Picard received an official notice once his marriage to Commander Sciuto and her subsequent application and its acceptance to the Enterprise became known to Starfleet High Command.  They were now living in Abby’s apartment, where she often tried to cook dinner to only have him whisk her off to dinner elsewhere or for a Coke.

“She’s our best criminologist.”

“Commander Picard will undoubtedly be an asset to any assignment, and I believe it’s Starfleet’s prerogative never to separate married couples.”

One admiral laughed.  “Trust you to marry the best and the brightest in one field while being in the lead of your own.”

“Well, perhaps after this mission we’ll consider remaining on Earth where I can consider teaching while the Commander returns to her previous duties.”

“Why do I doubt that will happen?” the Admiral asked, flicking back her hair.

“I have no conceivable notion, Admirable.  None whatsoever.”


The Borg had been off the Enterprise-E for exactly 72 hours and Picard still couldn’t relax.  He sat back in his living room, a report on his knee, but he just couldn’t seem to concentrate.

Abby came and sat next to him.  “He won’t go down.  Hasn’t been able to since we took that Escape Pod ride.”

Picard reached out to her.  “I am truly sorry about that.”

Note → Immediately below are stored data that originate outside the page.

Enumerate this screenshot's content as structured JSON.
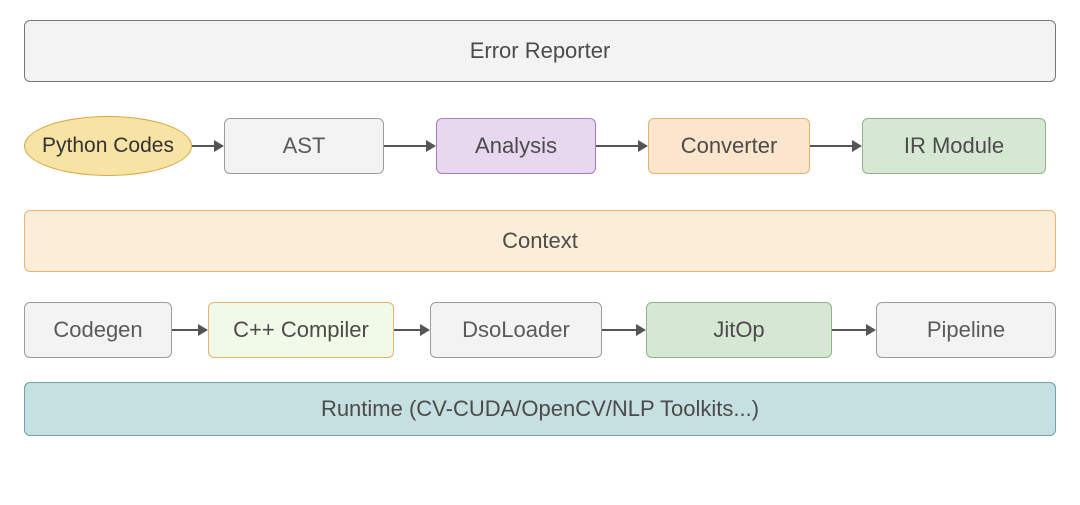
{
  "error_reporter": {
    "label": "Error Reporter"
  },
  "row1": {
    "python_codes": "Python Codes",
    "ast": "AST",
    "analysis": "Analysis",
    "converter": "Converter",
    "ir_module": "IR Module"
  },
  "context": {
    "label": "Context"
  },
  "row2": {
    "codegen": "Codegen",
    "cpp_compiler": "C++ Compiler",
    "dso_loader": "DsoLoader",
    "jitop": "JitOp",
    "pipeline": "Pipeline"
  },
  "runtime": {
    "label": "Runtime (CV-CUDA/OpenCV/NLP Toolkits...)"
  }
}
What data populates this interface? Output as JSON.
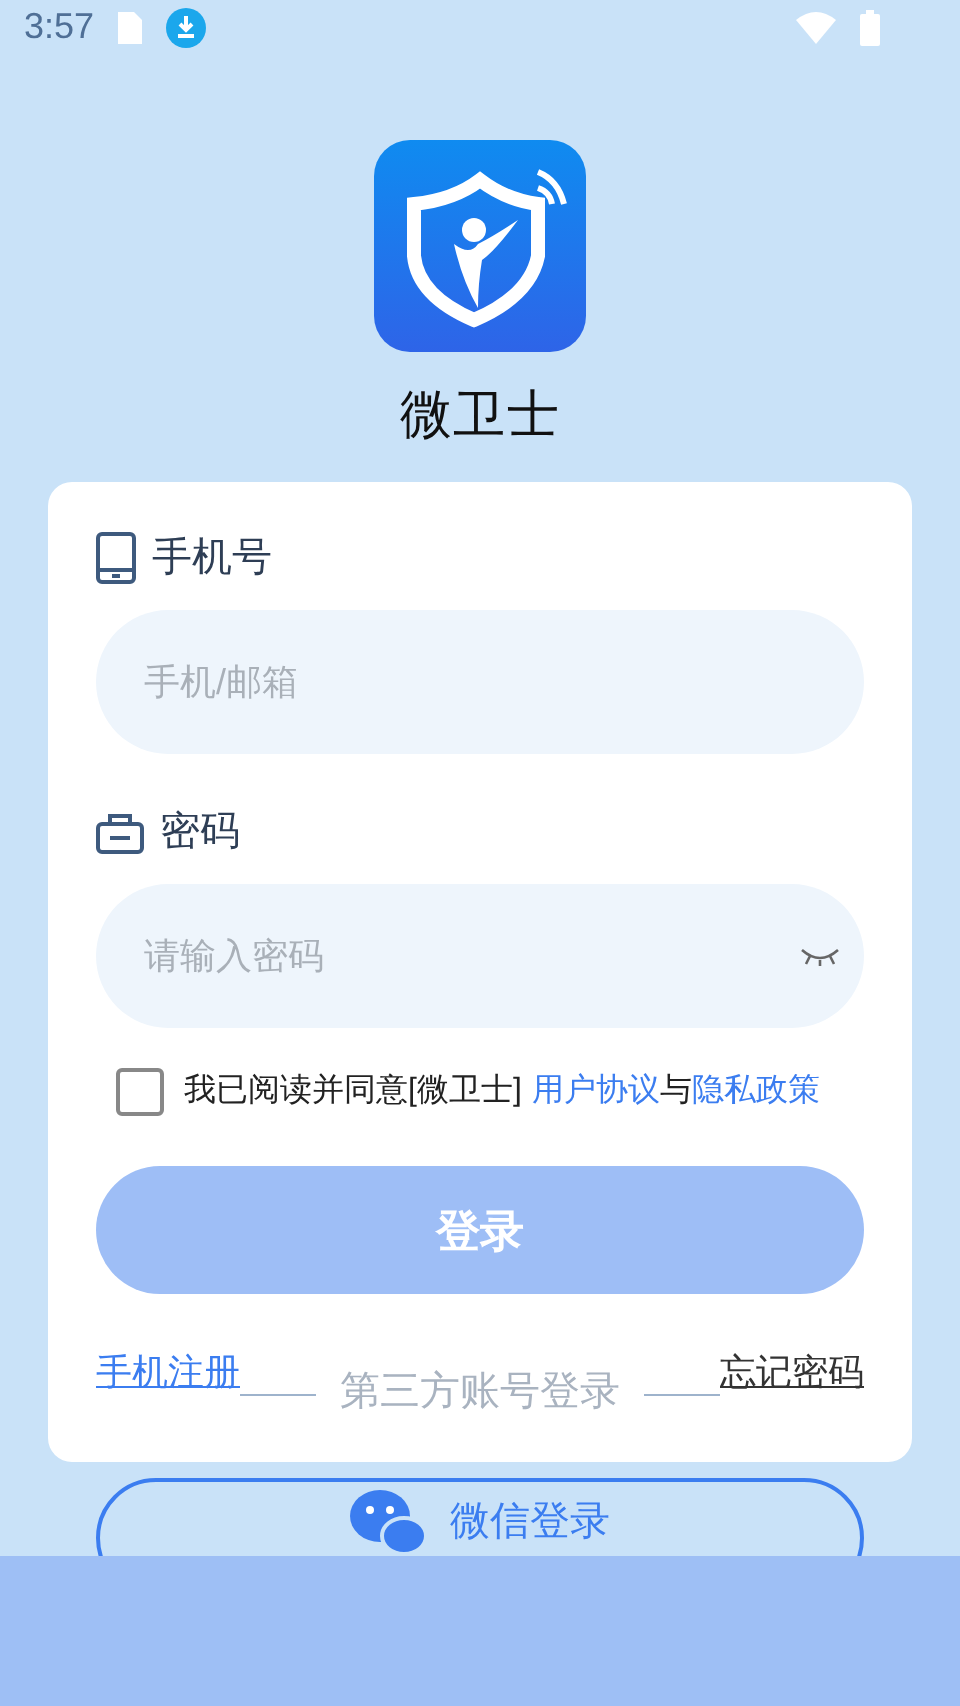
{
  "status_bar": {
    "time": "3:57"
  },
  "app": {
    "name": "微卫士"
  },
  "phone": {
    "label": "手机号",
    "placeholder": "手机/邮箱"
  },
  "password": {
    "label": "密码",
    "placeholder": "请输入密码"
  },
  "agreement": {
    "checked": false,
    "text": "我已阅读并同意[微卫士]",
    "link_1": "用户协议",
    "joiner": "与",
    "link_2": "隐私政策"
  },
  "login_button": {
    "label": "登录",
    "disabled": true
  },
  "links": {
    "register": "手机注册",
    "third_party": "第三方账号登录",
    "forgot": "忘记密码"
  },
  "wechat_button": {
    "label": "微信登录"
  }
}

She smiled sadly at him, cocking her head to the side.  “There was nothing you could do about it.  You were saving our lives.”

“While risking my own.”

Abby remained silent.

There was a squeal and Picard was up in a moment, toward the Moses Basket that held their first and only child.  “Anton, n’ai pas sommeil?”

He picked up his son and cradled him in his arms.

“Remind me why we didn’t name him Jethro,” Abby laughed. 

“You can’t translate it into French.  And Timothy McGee was your ex-boyfriend.”

“Which left Tony,” she replied as if they’d had this conversation many times before.  “Strange to think Gibbs married again.  And that his marriage to Dr. Ryan lasted until her death.”

“Love sometimes finds us when we least expect it,” Picard sing-songed, rocking the baby.

Abby leaned up and simply kissed him.